Uran-Niger-Affäre Condoleezza Rice übernimmt die Verantwortung

Nach CIA-Chef Tenet hat sich jetzt auch George W. Bushs stellvertretender Sicherheitsberater Stephen Hadley für falsche Informationen in der Rede des US-Präsidenten entschuldigt. Sicherheitsberaterin Condoleezza Rice übernehme persönlich die Verantwortung für die Panne bei der Begründung des Irak-Kriegs.


Sicherheitsberaterin Rice
AP

Sicherheitsberaterin Rice

Washington - In einem der seltenen Pressegespräche sagte Hadley, er habe im Oktober zwei Notizen von der CIA und einen Anruf von CIA-Direktor George Tenet bekommen, in denen Zweifel an dem Bericht laut geworden seien. Deshalb sei ein Hinweis auf die vermeintlichen Urankäufe auch aus einer Bush-Rede am 7. Oktober gestrichen worden.

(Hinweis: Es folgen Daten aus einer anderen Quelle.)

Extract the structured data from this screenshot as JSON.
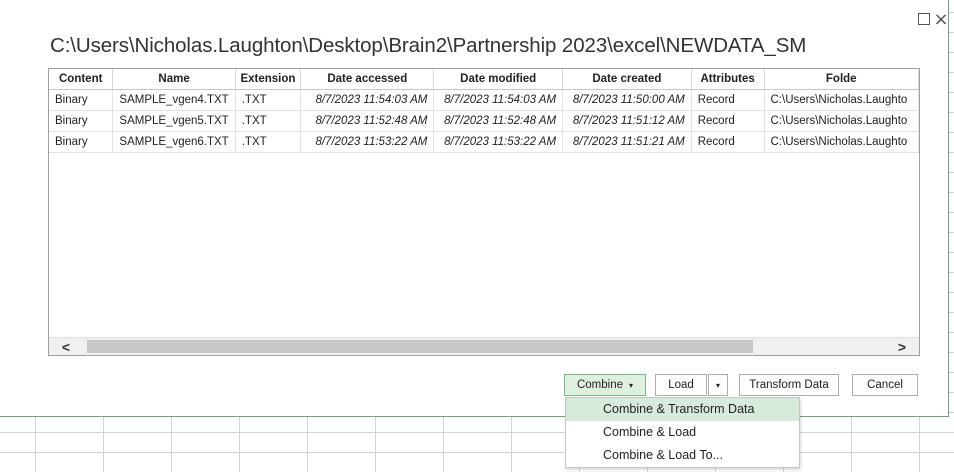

Dabei geht es um eine inzwischen diskreditierte Passage, in der dem Irak vorgeworfen wurde, er habe versucht, in Afrika atomwaffenfähiges Uran zu kaufen.

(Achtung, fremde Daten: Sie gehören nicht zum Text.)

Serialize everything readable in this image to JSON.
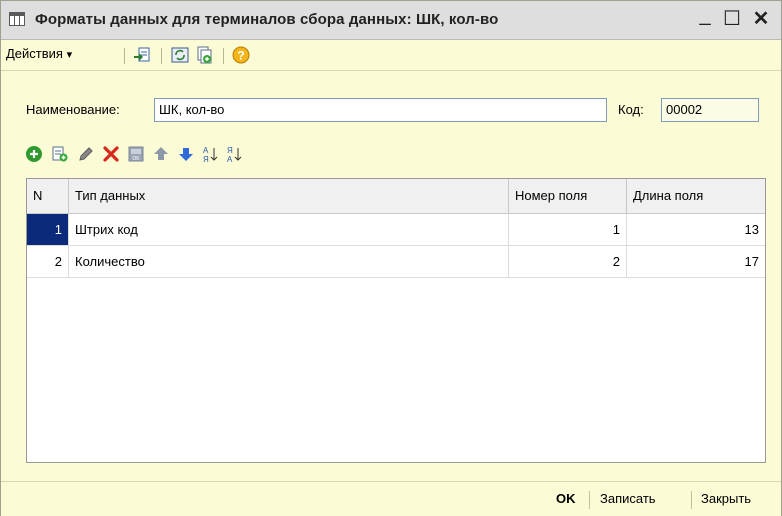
{
  "window": {
    "title": "Форматы данных для терминалов сбора данных: ШК, кол-во",
    "minimize": "_",
    "maximize": "☐",
    "close": "✕"
  },
  "toolbar": {
    "actions_label": "Действия",
    "actions_arrow": "▾"
  },
  "form": {
    "name_label": "Наименование:",
    "name_value": "ШК, кол-во",
    "code_label": "Код:",
    "code_value": "00002"
  },
  "table": {
    "columns": [
      "N",
      "Тип данных",
      "Номер поля",
      "Длина поля"
    ],
    "rows": [
      {
        "n": "1",
        "type": "Штрих код",
        "field_no": "1",
        "field_len": "13"
      },
      {
        "n": "2",
        "type": "Количество",
        "field_no": "2",
        "field_len": "17"
      }
    ]
  },
  "footer": {
    "ok_label": "OK",
    "save_label": "Записать",
    "close_label": "Закрыть"
  }
}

Bis zur Rede zur Lage der Nation am 28. Januar habe er dies aber wohl wieder vergessen. "Die hohen Standards, die der Präsident gesetzt hat, wurden nicht erfüllt", sagte Hadley. Er habe sich am Montag bei Bush entschuldigt. Seine Chefin, Condoleezza Rice, übernehme persönlich die Verantwortung dafür, dass Präsident George W. Bush den Vorwurf dennoch im Januar in seiner Rede zur Lage der Nation erwähnte.

Hadley sagte, er selbst übernehme für den Mitarbeiterstab des Präsidenten die Verantwortung für diesen Fehler. Für die CIA hatte schon Tenet erklärt, er hätte stärker darauf dringen müssen, dass die strittige Passage aus der Rede hätte gestrichen werden müssen.

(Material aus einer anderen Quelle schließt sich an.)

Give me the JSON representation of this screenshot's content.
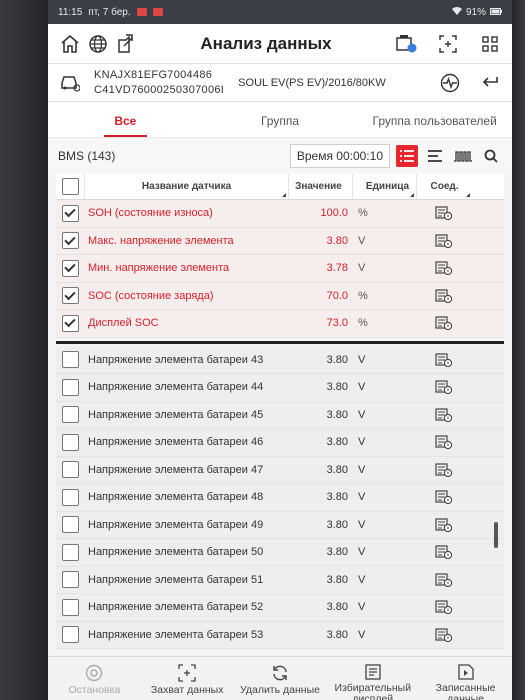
{
  "status_bar": {
    "time": "11:15",
    "date": "пт, 7 бер.",
    "battery": "91%"
  },
  "header": {
    "title": "Анализ данных"
  },
  "vehicle": {
    "vin_line1": "KNAJX81EFG7004486",
    "vin_line2": "C41VD76000250307006I",
    "model": "SOUL EV(PS EV)/2016/80KW"
  },
  "tabs": [
    {
      "label": "Все",
      "active": true
    },
    {
      "label": "Группа",
      "active": false
    },
    {
      "label": "Группа пользователей",
      "active": false
    }
  ],
  "toolbar": {
    "group_label": "BMS (143)",
    "time_label": "Время 00:00:10"
  },
  "table": {
    "headers": {
      "name": "Название датчика",
      "value": "Значение",
      "unit": "Единица",
      "connect": "Соед."
    },
    "selected_rows": [
      {
        "name": "SOH (состояние износа)",
        "value": "100.0",
        "unit": "%"
      },
      {
        "name": "Макс. напряжение элемента",
        "value": "3.80",
        "unit": "V"
      },
      {
        "name": "Мин. напряжение элемента",
        "value": "3.78",
        "unit": "V"
      },
      {
        "name": "SOC (состояние заряда)",
        "value": "70.0",
        "unit": "%"
      },
      {
        "name": "Дисплей SOC",
        "value": "73.0",
        "unit": "%"
      }
    ],
    "rows": [
      {
        "name": "Напряжение элемента батареи 43",
        "value": "3.80",
        "unit": "V"
      },
      {
        "name": "Напряжение элемента батареи 44",
        "value": "3.80",
        "unit": "V"
      },
      {
        "name": "Напряжение элемента батареи 45",
        "value": "3.80",
        "unit": "V"
      },
      {
        "name": "Напряжение элемента батареи 46",
        "value": "3.80",
        "unit": "V"
      },
      {
        "name": "Напряжение элемента батареи 47",
        "value": "3.80",
        "unit": "V"
      },
      {
        "name": "Напряжение элемента батареи 48",
        "value": "3.80",
        "unit": "V"
      },
      {
        "name": "Напряжение элемента батареи 49",
        "value": "3.80",
        "unit": "V"
      },
      {
        "name": "Напряжение элемента батареи 50",
        "value": "3.80",
        "unit": "V"
      },
      {
        "name": "Напряжение элемента батареи 51",
        "value": "3.80",
        "unit": "V"
      },
      {
        "name": "Напряжение элемента батареи 52",
        "value": "3.80",
        "unit": "V"
      },
      {
        "name": "Напряжение элемента батареи 53",
        "value": "3.80",
        "unit": "V"
      }
    ]
  },
  "bottom_bar": [
    {
      "label": "Остановка",
      "icon": "stop-icon",
      "disabled": true
    },
    {
      "label": "Захват данных",
      "icon": "capture-icon",
      "disabled": false
    },
    {
      "label": "Удалить данные",
      "icon": "refresh-icon",
      "disabled": false
    },
    {
      "label": "Избирательный дисплей",
      "icon": "selective-display-icon",
      "disabled": false
    },
    {
      "label": "Записанные данные",
      "icon": "recorded-data-icon",
      "disabled": false
    }
  ],
  "colors": {
    "accent": "#d8202a",
    "status_bar": "#3a3f47"
  }
}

Damit vollzieht das Weiße Haus eine Kehrtwende: Vor zwei Wochen hatte das Weiße Haus der CIA noch den Schwarzen Peter für die Passage zugeschoben. Die Rede sei vom Geheimdienst abgenommen gewesen. CIA-Chef George Tenet hatte daraufhin persönlich die Verantwortung übernommen.

Die US-Regierung bemüht sich in der Debatte über die Begründung des Irak-Kriegs inzwischen um Schadensbegrenzung. Angesichts der wachsenden Kritik der Demokraten erhalten republikanische Abgeordnete und Senatoren Einblick in Geheimdienstunterlagen. Gleichzeitig werden sie angehalten, die positiven Aspekte des Kriegs hervorzuheben.

Die Demokraten werfen Bush eine Irreführung der Bevölkerung vor dem Irak-Krieg vor. Ihre Kritik konzentriert sich auf die Rede zur Lage der Nation, als Bush die Gefährlichkeit des Irak betonte und dabei auf angebliche britische Erkenntnisse verwies, wonach Saddam Hussein versucht haben soll, große Mengen Uran in Afrika zu kaufen.